I traced 3,177 API calls to see what 4 AI coding tools put in the context window
6 days ago
- #context window analysis
- #token efficiency
- #AI coding tools
- The author built Context Lens to analyze how different AI coding tools use tokens in their context windows.
- Four tools (Claude Opus, Claude Sonnet, Codex, Gemini) were tested with the same bug-fixing task in an Express.js repository.
- All tools successfully fixed the bug but used vastly different token counts: Opus (23K-35K), Sonnet (43K-70K), Codex (29K-47K), Gemini (179K-350K).
- Opus was the most efficient, using git history to pinpoint the bug with minimal code reading but carried a heavy 'tool definition' overhead (69% of context).
- Sonnet took a thorough approach, reading test files and source code, resulting in more balanced context usage but higher token counts.

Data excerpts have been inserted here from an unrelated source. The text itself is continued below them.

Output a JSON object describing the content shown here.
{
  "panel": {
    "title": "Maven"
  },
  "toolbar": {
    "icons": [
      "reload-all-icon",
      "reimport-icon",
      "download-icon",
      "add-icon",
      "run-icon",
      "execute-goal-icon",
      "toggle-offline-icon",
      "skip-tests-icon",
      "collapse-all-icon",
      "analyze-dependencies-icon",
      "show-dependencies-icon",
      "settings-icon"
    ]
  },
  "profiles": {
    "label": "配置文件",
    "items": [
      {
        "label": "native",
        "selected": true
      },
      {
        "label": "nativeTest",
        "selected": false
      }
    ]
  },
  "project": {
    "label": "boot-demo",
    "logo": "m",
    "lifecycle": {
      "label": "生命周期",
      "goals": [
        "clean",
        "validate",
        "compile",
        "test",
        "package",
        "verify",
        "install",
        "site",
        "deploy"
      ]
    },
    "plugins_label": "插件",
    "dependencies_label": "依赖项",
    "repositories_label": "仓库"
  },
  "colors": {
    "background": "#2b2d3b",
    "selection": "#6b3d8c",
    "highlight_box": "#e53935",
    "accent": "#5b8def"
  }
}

- Codex used Unix-like commands (grep, sed) for targeted code reading, making it predictable and efficient with low tool definition overhead (6%).
- Gemini had no tool definition overhead but aggressively consumed context by dumping entire files and git histories (96% tool results), with highly variable token usage.
- None of the tools actively managed their context budget; efficiency differences came from investigation strategies rather than deliberate optimization.
- Context Lens is open-source and provides real-time analysis of LLM API calls, helping developers understand token usage.